Edgar felt so much and yet none of it was enough. “I don’t want to retract my novel,” he said, “and I don’t fucking want to be a steel man.”

“Are you going to live on her money instead?”

“My life walked out on me and then she showed up. I guess I just wanted to look away.” He realized that in the fog of his head it seemed almost as if the question of what they were willing to sell in order to survive — Edgar or everything else — could be overpowered with the noise of a shared affair. When Glory had called him in the morning and made the invitation, she had sounded so clear-headed, so sure that what Edgar had done in column A could be easily balanced by what Fern could do in column B. She had said, “If everyone’s kissing then kissing’s not a problem.”

“I don’t know what to do. I do not know. I do not.” She was yelling by the end.

They sat there on the side of the road, houses dinner-lit, silent beyond silent. Edgar polished his glasses and put them back on, blinked at the seen world.

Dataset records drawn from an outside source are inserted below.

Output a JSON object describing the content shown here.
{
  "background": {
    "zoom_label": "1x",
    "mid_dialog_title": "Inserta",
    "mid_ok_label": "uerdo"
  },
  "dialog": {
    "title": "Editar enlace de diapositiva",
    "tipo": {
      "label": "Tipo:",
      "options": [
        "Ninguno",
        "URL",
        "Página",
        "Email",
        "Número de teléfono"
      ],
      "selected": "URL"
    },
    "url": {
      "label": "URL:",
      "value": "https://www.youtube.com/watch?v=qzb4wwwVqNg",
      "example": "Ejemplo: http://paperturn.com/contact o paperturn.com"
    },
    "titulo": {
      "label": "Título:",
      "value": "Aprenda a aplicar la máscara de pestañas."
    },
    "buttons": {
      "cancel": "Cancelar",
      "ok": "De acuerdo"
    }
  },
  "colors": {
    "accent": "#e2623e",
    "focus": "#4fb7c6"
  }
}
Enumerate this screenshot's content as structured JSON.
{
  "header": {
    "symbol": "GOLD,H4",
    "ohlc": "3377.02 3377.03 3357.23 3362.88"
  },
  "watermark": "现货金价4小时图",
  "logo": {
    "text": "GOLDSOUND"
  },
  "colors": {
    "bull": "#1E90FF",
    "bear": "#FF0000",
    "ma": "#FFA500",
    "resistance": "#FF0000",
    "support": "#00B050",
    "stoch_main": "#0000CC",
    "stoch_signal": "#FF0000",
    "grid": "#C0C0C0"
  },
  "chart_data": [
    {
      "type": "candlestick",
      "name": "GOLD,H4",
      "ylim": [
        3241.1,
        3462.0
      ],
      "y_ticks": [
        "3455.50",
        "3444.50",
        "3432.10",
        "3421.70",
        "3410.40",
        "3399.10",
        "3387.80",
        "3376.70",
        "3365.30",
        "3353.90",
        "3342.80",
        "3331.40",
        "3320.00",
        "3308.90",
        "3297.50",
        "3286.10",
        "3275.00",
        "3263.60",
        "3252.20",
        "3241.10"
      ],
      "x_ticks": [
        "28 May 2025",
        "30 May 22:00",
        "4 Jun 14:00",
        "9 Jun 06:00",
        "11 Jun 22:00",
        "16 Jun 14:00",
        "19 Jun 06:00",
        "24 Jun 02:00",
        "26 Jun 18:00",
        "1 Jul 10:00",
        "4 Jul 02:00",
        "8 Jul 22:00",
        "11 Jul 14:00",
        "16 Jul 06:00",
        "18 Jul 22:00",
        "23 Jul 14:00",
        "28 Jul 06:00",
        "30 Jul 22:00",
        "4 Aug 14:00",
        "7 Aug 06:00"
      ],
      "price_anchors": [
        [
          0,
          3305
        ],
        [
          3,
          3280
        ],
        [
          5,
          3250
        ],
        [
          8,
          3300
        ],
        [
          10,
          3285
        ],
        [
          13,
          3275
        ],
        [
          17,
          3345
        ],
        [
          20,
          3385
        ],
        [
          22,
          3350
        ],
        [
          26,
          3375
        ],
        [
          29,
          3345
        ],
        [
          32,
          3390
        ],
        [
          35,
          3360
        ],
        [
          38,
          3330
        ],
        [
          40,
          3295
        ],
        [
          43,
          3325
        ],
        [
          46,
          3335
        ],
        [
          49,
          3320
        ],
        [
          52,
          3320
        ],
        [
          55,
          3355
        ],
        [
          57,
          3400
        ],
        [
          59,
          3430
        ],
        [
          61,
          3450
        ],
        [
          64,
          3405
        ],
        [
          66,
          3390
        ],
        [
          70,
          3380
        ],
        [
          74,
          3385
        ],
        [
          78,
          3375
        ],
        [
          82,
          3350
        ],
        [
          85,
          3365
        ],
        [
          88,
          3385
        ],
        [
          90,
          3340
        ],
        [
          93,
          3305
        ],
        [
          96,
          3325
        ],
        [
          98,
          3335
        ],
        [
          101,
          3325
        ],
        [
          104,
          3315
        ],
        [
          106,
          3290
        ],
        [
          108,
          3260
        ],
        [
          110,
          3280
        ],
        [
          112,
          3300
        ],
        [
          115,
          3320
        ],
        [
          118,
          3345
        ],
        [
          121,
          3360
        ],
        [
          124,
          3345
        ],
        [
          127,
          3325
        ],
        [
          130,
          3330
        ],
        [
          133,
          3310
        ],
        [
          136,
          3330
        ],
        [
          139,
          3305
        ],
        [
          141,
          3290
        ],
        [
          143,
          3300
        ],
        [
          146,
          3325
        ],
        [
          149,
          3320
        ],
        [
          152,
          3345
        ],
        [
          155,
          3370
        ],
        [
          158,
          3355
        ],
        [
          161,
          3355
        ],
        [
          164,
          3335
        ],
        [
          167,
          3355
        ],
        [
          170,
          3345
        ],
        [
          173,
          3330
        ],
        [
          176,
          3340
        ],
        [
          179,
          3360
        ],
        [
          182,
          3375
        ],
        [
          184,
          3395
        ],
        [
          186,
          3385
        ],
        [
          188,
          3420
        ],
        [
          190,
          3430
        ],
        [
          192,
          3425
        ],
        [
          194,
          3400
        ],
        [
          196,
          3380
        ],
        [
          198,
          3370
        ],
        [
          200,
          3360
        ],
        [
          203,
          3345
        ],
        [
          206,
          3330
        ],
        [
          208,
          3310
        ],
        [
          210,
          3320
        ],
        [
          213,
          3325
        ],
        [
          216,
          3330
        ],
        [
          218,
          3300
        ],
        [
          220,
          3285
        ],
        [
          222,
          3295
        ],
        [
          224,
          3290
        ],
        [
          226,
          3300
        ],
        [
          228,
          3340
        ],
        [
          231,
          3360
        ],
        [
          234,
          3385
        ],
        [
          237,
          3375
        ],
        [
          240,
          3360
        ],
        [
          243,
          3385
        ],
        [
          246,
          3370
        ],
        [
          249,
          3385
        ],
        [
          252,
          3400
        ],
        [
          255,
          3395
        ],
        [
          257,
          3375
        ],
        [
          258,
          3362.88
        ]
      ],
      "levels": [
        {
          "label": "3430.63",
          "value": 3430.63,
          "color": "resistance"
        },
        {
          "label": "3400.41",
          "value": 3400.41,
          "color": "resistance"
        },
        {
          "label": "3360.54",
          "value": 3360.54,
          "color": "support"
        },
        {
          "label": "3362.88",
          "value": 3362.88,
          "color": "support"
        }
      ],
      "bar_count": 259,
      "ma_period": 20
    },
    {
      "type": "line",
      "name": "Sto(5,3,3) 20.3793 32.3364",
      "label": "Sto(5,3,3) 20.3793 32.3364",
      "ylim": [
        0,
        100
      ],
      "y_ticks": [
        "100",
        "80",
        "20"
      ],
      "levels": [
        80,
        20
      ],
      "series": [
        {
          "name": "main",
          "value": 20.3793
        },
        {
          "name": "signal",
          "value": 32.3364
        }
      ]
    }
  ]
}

Edgar thought of the first thing he had had published, an excerpt from his novel in a glossy magazine. Fern, proud, relieved, had gone to the store and bought every celebratory food she could find: caviar, cake, champagne, lobster, but when she had come home Edgar had said, “What I really want is to go out for pizza.” She might have been hurt on another day, felt stupid because she should have known, but that day happiness could not be undone. Fern had put the expensives in the refrigerator, scrubbed the children’s yard-scummy cheeks and said, “Pizza it is.” The adults had drunk beer and the kids had sipped Shirley Temples and then they all had ice cream dessert. “To the author,” they had said, clinking. There had been other celebrations to come but this one had been the purest. Edgar had worked at his book for years and he had finally been able to call himself a writer. It had felt like coloring in the last years of his life — yes, those were real. Yes, it had counted.